In 2011, Marcolivia was invited to be founding members of the Phillips Camerata, based at the Phillips Collection and the National Gallery, Washington DC. and performing annually at the two venues.
The duo also performs double concertos regularly with most of the DC area orchestras as well as several in California’s Bay Area. In 2015, Marcolivia was invited to perform at the National Gallery with the St Petersburg State Orchestra of Russia and the National Gallery Orchestra.
Marcolivia performed at Chamber Music America's 25th Anniversary Concert in NYC, alongside groups such as the Juilliard Quartet and were the only chamber music finalists in the Concert Artists Guild International Competition in 2000. The duo is on the roster of the Millenium Stage at the Kennedy Center and the Virginia Commission For The Arts Touring Roster. Marcolivia is also on the roster of Washington Performing Arts. They regularly perform, coach and adjudicate for WPA events. The duo also transcribes works for their own performances, including Mozart’s Magic Flute, among others.
During the summers, Marcolivia have performed and taught abroad at festivals including Adriatic Music Festival (Italy), International Festival of Deia (Mallorca), Costa Rica Music Festival, and Dartingon International Festival (UK). US festivals have included Garth Newel Music Center, Blue Mountain (PA), Las Vegas Music Festival, Middlebury Festival (VT), Shenandoah Performs and the Heifetz Institute.
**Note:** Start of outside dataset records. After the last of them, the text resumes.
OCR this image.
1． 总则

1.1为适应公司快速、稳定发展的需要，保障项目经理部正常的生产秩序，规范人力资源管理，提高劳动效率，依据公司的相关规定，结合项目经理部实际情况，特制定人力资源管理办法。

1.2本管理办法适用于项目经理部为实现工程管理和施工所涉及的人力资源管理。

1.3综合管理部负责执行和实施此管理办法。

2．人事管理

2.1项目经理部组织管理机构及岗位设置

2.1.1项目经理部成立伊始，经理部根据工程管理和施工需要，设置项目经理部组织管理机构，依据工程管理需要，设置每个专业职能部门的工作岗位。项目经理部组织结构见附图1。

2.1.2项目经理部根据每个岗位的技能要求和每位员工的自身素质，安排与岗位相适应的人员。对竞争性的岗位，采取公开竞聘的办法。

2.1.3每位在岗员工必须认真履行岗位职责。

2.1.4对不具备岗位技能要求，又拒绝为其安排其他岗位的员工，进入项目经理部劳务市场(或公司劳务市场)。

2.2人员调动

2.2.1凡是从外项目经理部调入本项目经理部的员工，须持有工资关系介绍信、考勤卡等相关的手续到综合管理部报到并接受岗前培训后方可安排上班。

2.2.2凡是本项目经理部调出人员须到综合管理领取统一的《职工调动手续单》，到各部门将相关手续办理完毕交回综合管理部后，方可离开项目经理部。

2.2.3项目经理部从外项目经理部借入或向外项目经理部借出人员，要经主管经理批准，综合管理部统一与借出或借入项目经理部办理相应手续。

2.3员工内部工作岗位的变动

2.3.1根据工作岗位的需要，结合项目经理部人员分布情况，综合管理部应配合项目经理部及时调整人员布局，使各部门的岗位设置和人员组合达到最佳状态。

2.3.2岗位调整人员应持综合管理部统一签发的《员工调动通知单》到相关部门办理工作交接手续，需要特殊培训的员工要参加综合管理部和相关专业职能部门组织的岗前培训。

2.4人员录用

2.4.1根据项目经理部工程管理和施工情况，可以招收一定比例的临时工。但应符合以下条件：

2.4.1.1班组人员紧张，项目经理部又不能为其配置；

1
Marc and Olivia teach privately in Vienna, VA.
Olivia Hajioff and Marc Ramirez enjoy successful individual solo and chamber music careers: Ms. Hajioff, a Fulbright scholar, received a BBC Young Musician of the Year Award and was also a prize winner in the European Violin competition. In her native England she has performed chamber music at the Dartington International Festival with David Owen Norris and Stephen Kovacevich. She has also performed with Edgar Meyer, Awadagin Pratt and Led Zeppelin. She has concertized throughout Europe and the U.S. notably in London’s Wigmore Hall, the South Bank, Cheltenham Festival, Paderewski Hall in Switzerland, and the Kennedy Center. Arnold Steinhardt (Guarneri Quartet) described her as a “compelling performer”.
Mr. Ramirez has concertized throughout Europe and North America, performing at such halls as the Tretyakov Museum in Moscow, Carnegie Recital Hall, and the Kennedy Center Terrace Theater, with chamber musicians including Wendy Warner and Christopher Shih. His recitals have been broadcast on many radio stations, including those in New York, Chicago and Los Angeles. Among his awards are First Prizes in the Henryk Szeryng Competition, the Parisot-Friedman International Competition, and the Cavallaro International Competition for a two-year Fellowship to Yale University. From 1983-1986,he was invited by Henryk Szeryng to study and tour with him, visiting many European cities. The Washington Post has described his playing as “intensely beautiful”.